Project of the Year winners:
Ropac Inc. for Troy Wellness building at Troy University, Troy, Alabama
Class I for erection contracts up to $525,000)
A Wellness Center located at the main entrance of the Troy University campus required that work be performed with as little disruption as possible to daily activities. Space constraints and flooding made execution even more difficult. According to the judging panel: “The curved hung running track, the radiused members of the rotunda, and the 115' trusses were some of the unique components on this project.”
Williams Steel Erection Co., Inc., for Ballston Quarter Pedestrian Walkway, Arlington, Virginia
(Class II for $525,000 to $1 million)
The Ballston Quarter Pedestrian Walkway is a 145 ft. long, 100-ton bridge with no symmetry. It changes direction twice is made of exposed pipe. Public safety was a major concern, with little room to work on the signature feature over a busy four-lane road with no center pier. The judging panel reported: "Planning was key on this project. Williams Steel Erection Company was able to successfully propose and implement an alternate erection plan to accommodate the complicated geometry and urban setting."
Alliance Riggers & Constructors for Bel Air High School, El Paso, Texas
(Class III for $1 million to $2.5 million)
A new multi-level arts and sports complex for Ysleta Independent School District replaced an existing single level gym within the same restricted location. “Long spans and heavy trusses defined this project. Floor trusses were 127' long, and roof trusses were 177' long, weighing up to 60 tons each. Temporary bracing and guying were also critical components of this project,” summarized the judging panel. Successful execution required close coordination with the fabricator and engineering firms to properly plan erection and fabrication sequencing.
Peterson Beckner Industries for Kinder Building at Museum of Fine Arts, Houston, Texas
(Class IV for over $2.5 million)
“There is nothing ordinary about this structure,” said the judging panel of the Museum of Fine Arts, Kinder Building. Floor framing consists of two levels of geometrically complicated heavy wide flange composite structure. The roof is an intricate weaving of sloped and swept pipe trusses, infilled with sloped and rolled wide flange beams to form a network of concave roof sections. Primary challenges included erection phasing of the composite floor level framing and in-depth sequencing of the complex roof framing. In addition, development of erection procedures to ensure field fit-up and stability of the structure while under construction was critical.
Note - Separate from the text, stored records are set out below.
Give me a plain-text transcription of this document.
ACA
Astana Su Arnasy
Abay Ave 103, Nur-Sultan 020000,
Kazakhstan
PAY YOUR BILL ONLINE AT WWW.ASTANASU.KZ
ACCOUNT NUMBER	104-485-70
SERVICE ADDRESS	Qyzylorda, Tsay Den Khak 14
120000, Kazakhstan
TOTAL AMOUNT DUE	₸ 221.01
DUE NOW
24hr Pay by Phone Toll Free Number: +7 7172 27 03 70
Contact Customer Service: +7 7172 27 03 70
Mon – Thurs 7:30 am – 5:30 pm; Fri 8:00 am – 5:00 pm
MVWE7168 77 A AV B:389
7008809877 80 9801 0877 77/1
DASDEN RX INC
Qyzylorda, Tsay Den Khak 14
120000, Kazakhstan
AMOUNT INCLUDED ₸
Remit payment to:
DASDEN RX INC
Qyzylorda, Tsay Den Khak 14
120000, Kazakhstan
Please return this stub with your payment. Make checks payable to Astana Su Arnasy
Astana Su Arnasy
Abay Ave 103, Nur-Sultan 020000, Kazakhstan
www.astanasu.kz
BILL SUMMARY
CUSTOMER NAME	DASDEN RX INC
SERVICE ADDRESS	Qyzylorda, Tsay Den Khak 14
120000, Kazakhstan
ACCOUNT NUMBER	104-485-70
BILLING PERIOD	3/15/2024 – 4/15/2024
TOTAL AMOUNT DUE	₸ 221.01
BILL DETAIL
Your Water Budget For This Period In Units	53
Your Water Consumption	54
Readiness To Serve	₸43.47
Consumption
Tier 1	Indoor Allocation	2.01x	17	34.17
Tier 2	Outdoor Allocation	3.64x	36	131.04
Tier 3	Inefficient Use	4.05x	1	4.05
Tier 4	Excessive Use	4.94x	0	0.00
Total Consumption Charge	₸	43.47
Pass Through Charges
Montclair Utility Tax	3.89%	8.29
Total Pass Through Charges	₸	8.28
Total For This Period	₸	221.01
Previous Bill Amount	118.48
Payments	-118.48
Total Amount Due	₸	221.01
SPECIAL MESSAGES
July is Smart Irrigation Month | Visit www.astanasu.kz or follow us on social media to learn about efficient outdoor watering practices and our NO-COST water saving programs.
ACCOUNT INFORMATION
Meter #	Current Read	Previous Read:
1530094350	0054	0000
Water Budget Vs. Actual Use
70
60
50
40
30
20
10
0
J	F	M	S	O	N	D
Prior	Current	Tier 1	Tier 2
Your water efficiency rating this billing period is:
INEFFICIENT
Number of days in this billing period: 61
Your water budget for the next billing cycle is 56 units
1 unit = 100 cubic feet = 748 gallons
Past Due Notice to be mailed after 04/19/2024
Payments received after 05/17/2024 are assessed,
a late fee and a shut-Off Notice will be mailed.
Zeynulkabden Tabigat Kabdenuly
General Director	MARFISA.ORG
Metrolina Steel Erectors for Capital One Hall, Tysons Corner, Va.
Capital One Hall will be used to host Capital One corporate events. The steel scope consisted of more than 3,000 tons of structural steel, including long and short span trusses, heavy plate girders, large box columns, grand stairs, and elaborate round pipe. During construction, the building was divided into five sections, each with its own challenges, represented by tight laydown areas, critical lifts, need for accuracy with project sequencing, and quality control for ease of field assembly of shop-built pieces.
Empire Steel for Holocaust Museum, Houston, Texas
This high-profile project included tilt wall and structural steel erection around several priceless exhibits that remained in the museum during construction. Sequencing, critical crane lifts, and noise restrictions all contributed to the challenges of executing the project on time and on budget.